Ловы — это существенный элемент княжого календаря и у Мономаха. Он оставил в «Поучении» даже нечто вроде своего специального охотничьего жизнеописания, статистическую сводку своих охотничьих подвигов.


Летописные записи показывают Мономаха как идеального христианского князя. Он украшен «добрыми нравы», прослыл «в победах», при имени его «трепетаху вся страны»; но он же и «потщася Божья хранити заповеди» (любить врагов своих и добро творить ненавидящим вас), не возносился и не величался, и Бог «вдал под руце его» «вся зломыслы его» (тайных врагов) и покорял «под нозе его вся врагы», а он «добро творяше врагом своим, отпущяше я одарены» (одарял их отпуская). Сам же он был наделен от Бога особым даром, был «жалостив», то есть чувствителен, почему и Бог «вся прошенья его свершаше, и исполни лета его в доброденьстве».[175] Про дядю Мономаха Изяслава, любимца печерских иноков, сказано теплее, да не так: «незлобив нравом, ложь ненавидел, любя правду. Ибо не было в нем хитрости, но был прост умом [непосредственная прямая натура], не воздавал злом за зло». Это не политическая, а личная характеристика.[176] А Мономах — политик. Ученые находят в послании грека митрополита Киевского Никифора к Мономаху в льстивой форме даже упрек, что-де он, будучи не в состоянии видеть все сам, слушает других: «…и в открытый слух твой вонзается стрела».[177] Между тем Мономах по своим византийским связям — грекофил в русских церковных делах, и Никифору нельзя не верить.

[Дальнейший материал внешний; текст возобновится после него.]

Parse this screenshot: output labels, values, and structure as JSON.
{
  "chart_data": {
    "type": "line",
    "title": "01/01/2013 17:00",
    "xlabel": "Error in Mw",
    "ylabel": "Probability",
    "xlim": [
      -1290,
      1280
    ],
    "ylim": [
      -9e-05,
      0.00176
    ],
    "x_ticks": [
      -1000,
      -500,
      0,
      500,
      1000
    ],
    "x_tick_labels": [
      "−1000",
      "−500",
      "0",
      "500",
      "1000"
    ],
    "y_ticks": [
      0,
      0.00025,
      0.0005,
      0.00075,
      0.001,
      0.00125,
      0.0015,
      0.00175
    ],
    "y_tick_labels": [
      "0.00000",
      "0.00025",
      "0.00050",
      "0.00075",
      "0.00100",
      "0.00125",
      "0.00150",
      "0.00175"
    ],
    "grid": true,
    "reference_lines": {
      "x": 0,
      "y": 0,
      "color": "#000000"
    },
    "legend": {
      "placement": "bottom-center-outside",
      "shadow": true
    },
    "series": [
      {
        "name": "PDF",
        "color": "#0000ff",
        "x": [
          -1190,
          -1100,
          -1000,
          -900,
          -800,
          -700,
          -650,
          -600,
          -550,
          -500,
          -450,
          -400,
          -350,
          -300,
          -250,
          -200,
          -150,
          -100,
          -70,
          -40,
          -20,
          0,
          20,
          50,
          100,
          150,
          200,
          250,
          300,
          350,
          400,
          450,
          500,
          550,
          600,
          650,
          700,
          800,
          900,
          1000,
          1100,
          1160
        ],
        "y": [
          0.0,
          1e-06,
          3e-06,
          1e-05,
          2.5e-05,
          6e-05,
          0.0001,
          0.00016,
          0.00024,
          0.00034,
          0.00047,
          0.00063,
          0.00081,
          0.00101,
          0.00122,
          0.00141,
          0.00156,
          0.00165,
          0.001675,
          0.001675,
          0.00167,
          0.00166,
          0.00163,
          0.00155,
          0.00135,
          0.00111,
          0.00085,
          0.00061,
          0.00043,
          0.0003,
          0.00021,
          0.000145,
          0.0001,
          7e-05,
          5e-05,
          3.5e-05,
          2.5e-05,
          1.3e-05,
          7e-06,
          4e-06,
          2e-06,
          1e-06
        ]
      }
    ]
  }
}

Важнее то, что Мономах весь в эпохе феодальной раздробленности. Его автобиография, советы его «Поучения» — не уникальные, а приспособлены к среднему и типическому, пропитаны компромиссом и бытом. Его жизнь не похожа на житие. Поучая, он ни сам не лезет в герои, ни от поучаемого читателя своего не требует невозможного. Печать, скорее, добросовестной умеренности и аккуратности как гарантия политической мудрости и хладнокровия лежит на всем облике этого одинаково удачливого князя-труженика и удавшегося писателя. Мы видели уже, что он озаботился и о том, чтобы в летописании создать себе «хорошую прессу», оставить в памяти потомства о своей политической деятельности осмысленный след. Несомненно, его крупное значение в развитии, если не в создании феодальной политической идеологии. Его личная сила сказалась тут в том, что он сумел сделать эту идеологию доступной своему читателю, связать ее с жизненным опытом, запечатлеть ее в образах своего знаменитого «Поучения».